Phylogenetic analyses suggested that the HP H7N9 viruses are tri-reassortants of H7N3, H10N9, and H9N2 subtypes of AIV. These new reassortants carry several mammalian-adaption molecular markers, making the viruses cross the species barrier and bind to mammalian receptors with a high affinity in addition to a predominant binding preference for avian-like receptors (Q. Zhang et al., 2013). Compared to LP H7N9 AIVs, the HP isolates were more pathogenic and can cause more severe clinical symptoms in mice as well as in ferrets (Imai et al., 2017; Shi et al., 2018). Meanwhile, previous research has demonstrated that though airborne transmissibility of HP H7N9 viruses didn’t increase compared to LP isolates, some HP strains have obtained the traits associated with enhanced transmission in mammals, including a more extensive tissue tropism and a lower threshold pH for membrane fusion (X. Sun et al., 2019). All these characteristics of the HP H7N9 AIVs have made it an ongoing threat to humans and a potential risk to cause a next pandemic.

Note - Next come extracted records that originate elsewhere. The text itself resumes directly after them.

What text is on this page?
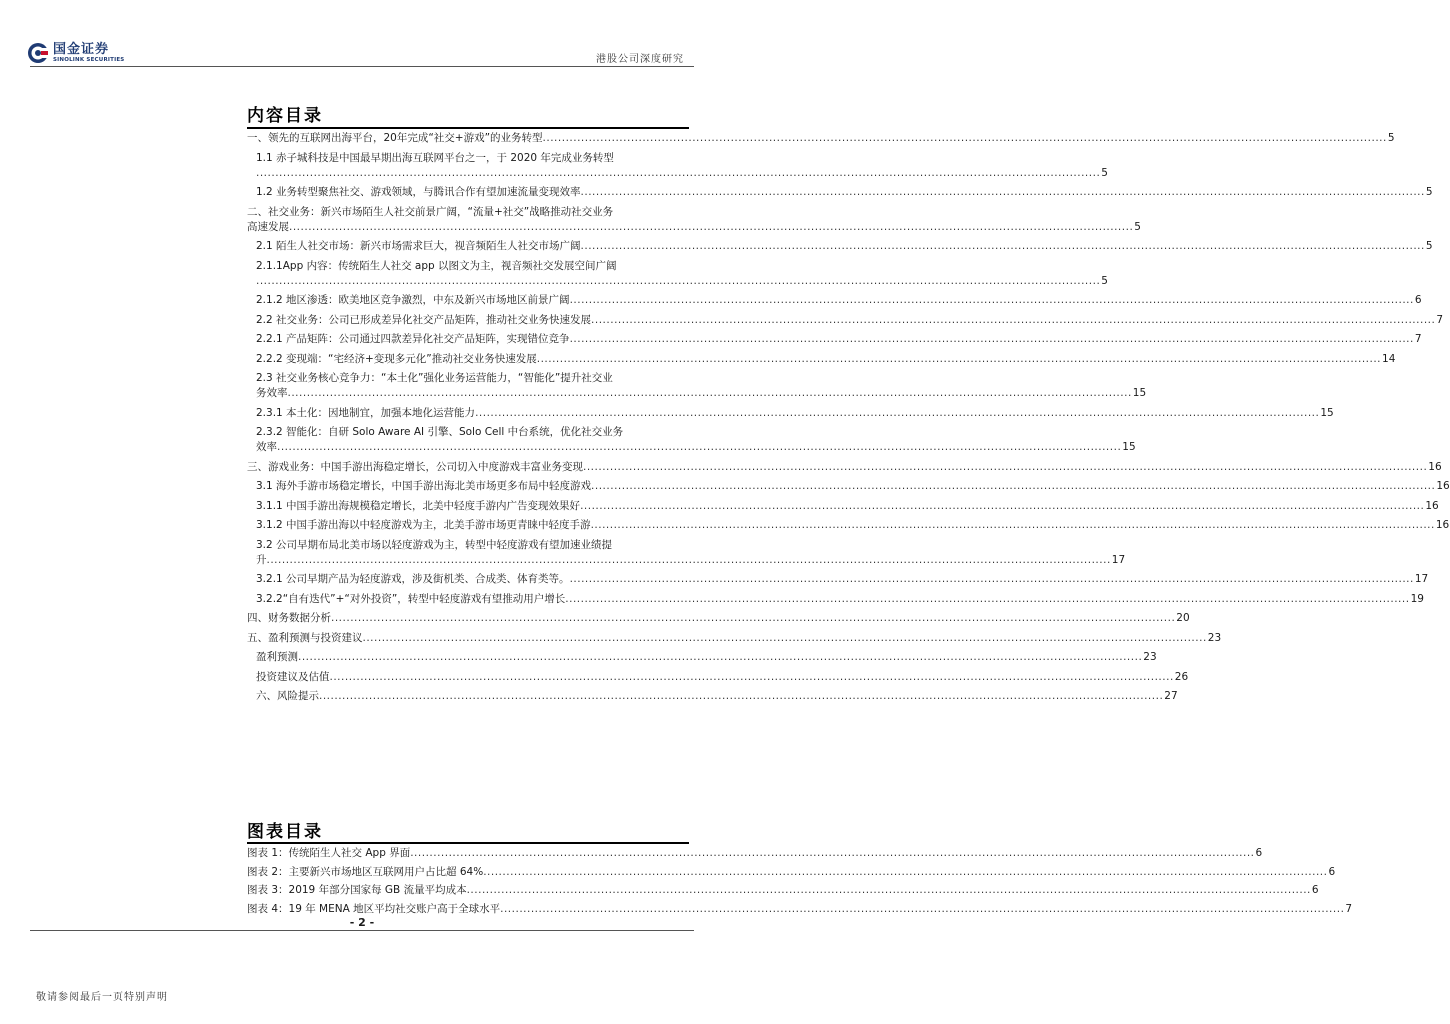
国金证券
SINOLINK SECURITIES	港股公司深度研究
内容目录
一、领先的互联网出海平台，20年完成“社交+游戏”的业务转型 ............................................................................................................................................................................................................................ 5
1.1 赤子城科技是中国最早期出海互联网平台之一，于 2020 年完成业务转型
............................................................................................................................................................................................................................ 5
1.2 业务转型聚焦社交、游戏领域，与腾讯合作有望加速流量变现效率 ............................................................................................................................................................................................................................ 5
二、社交业务：新兴市场陌生人社交前景广阔，“流量+社交”战略推动社交业务
高速发展 ............................................................................................................................................................................................................................ 5
2.1 陌生人社交市场：新兴市场需求巨大，视音频陌生人社交市场广阔 ............................................................................................................................................................................................................................ 5
2.1.1App 内容：传统陌生人社交 app 以图文为主，视音频社交发展空间广阔
............................................................................................................................................................................................................................ 5
2.1.2 地区渗透：欧美地区竞争激烈，中东及新兴市场地区前景广阔 ............................................................................................................................................................................................................................ 6
2.2 社交业务：公司已形成差异化社交产品矩阵，推动社交业务快速发展 ............................................................................................................................................................................................................................ 7
2.2.1 产品矩阵：公司通过四款差异化社交产品矩阵，实现错位竞争 ............................................................................................................................................................................................................................ 7
2.2.2 变现端：“宅经济+变现多元化”推动社交业务快速发展 ............................................................................................................................................................................................................................ 14
2.3 社交业务核心竞争力：“本土化”强化业务运营能力，“智能化”提升社交业
务效率 ............................................................................................................................................................................................................................ 15
2.3.1 本土化：因地制宜，加强本地化运营能力 ............................................................................................................................................................................................................................ 15
2.3.2 智能化：自研 Solo Aware AI 引擎、Solo Cell 中台系统，优化社交业务
效率 ............................................................................................................................................................................................................................ 15
三、游戏业务：中国手游出海稳定增长，公司切入中度游戏丰富业务变现 ............................................................................................................................................................................................................................ 16
3.1 海外手游市场稳定增长，中国手游出海北美市场更多布局中轻度游戏 ............................................................................................................................................................................................................................ 16
3.1.1 中国手游出海规模稳定增长，北美中轻度手游内广告变现效果好 ............................................................................................................................................................................................................................ 16
3.1.2 中国手游出海以中轻度游戏为主，北美手游市场更青睐中轻度手游 ............................................................................................................................................................................................................................ 16
3.2 公司早期布局北美市场以轻度游戏为主，转型中轻度游戏有望加速业绩提
升 ............................................................................................................................................................................................................................ 17
3.2.1 公司早期产品为轻度游戏，涉及街机类、合成类、体育类等。 ............................................................................................................................................................................................................................ 17
3.2.2“自有迭代”+“对外投资”，转型中轻度游戏有望推动用户增长 ............................................................................................................................................................................................................................ 19
四、财务数据分析 ............................................................................................................................................................................................................................ 20
五、盈利预测与投资建议 ............................................................................................................................................................................................................................ 23
盈利预测 ............................................................................................................................................................................................................................ 23
投资建议及估值 ............................................................................................................................................................................................................................ 26
六、风险提示 ............................................................................................................................................................................................................................ 27
图表目录
图表 1：传统陌生人社交 App 界面 ............................................................................................................................................................................................................................ 6
图表 2：主要新兴市场地区互联网用户占比超 64% ............................................................................................................................................................................................................................ 6
图表 3：2019 年部分国家每 GB 流量平均成本 ............................................................................................................................................................................................................................ 6
图表 4：19 年 MENA 地区平均社交账户高于全球水平 ............................................................................................................................................................................................................................ 7
- 2 -
敬请参阅最后一页特别声明
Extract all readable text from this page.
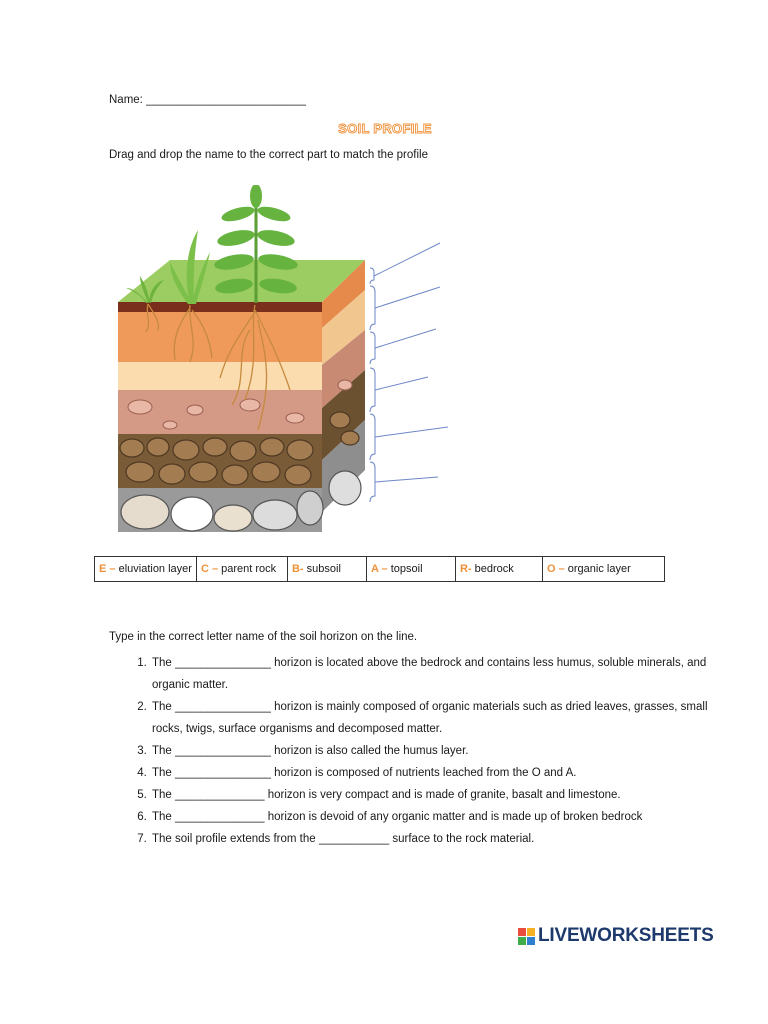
Name: _________________________
SOIL PROFILE
Drag and drop the name to the correct part to match the profile
E – eluviation layer	C – parent rock	B- subsoil	A – topsoil	R- bedrock	O – organic layer
Type in the correct letter name of the soil horizon on the line.
1. The _______________ horizon is located above the bedrock and contains less humus, soluble minerals, and organic matter.
2. The _______________ horizon is mainly composed of organic materials such as dried leaves, grasses, small rocks, twigs, surface organisms and decomposed matter.
3. The _______________ horizon is also called the humus layer.
4. The _______________ horizon is composed of nutrients leached from the O and A.
5. The ______________ horizon is very compact and is made of granite, basalt and limestone.
6. The ______________ horizon is devoid of any organic matter and is made up of broken bedrock
7. The soil profile extends from the ___________ surface to the rock material.
LIVEWORKSHEETS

Vaccination is the most effective measure to control avian influenza. Given the risk of H7N9 AIVs to public health and poultry industry, a series of vaccination program have been implemented since 2017. An H5/H7 bivalent inactivated vaccine (H5 Re-8 and H7 Re-1) was introduced into the poultry industry in September 2017 following the emergence of HP H7N9 viruses in the fifth outbreak. In December 2018, the vaccine was updated by using the H5 Re-11, Re-12, and H7 Re-2 vaccine seed viruses. The vaccination program successfully reduced the prevalence of H7N9 viruses in poultry and humans (Wu et al., 2019). But imperfectly, H7N9 influenza virus has not been eradicated from poultry with continuous sporadic isolation of HP H7N9 strains. During our routine surveillance in poultry in 2020, we isolated two H7N9 subtype AIVs from breeder farms in northern China. These two chicken-origin H7N9 isolates, A/chicken/Northern China/BJ3426/2020(H7N9) and A/chicken/Northern China/SX1616/2020(H7N9) were both HP based on the sequence of the HA gene with a four-amino-acid (KRTA) insertion at position 339-342 in the cleavage site. To better understand their characteristics, we conducted sequencing and phylogenetic analysis, solid-phase direct binding assay, thermal stability assay, acid stability assay and animal experiments. Our results provide important insights into the persisting evolution of H7N9 AIVs, highlighting the importance of the surveillance in poultry.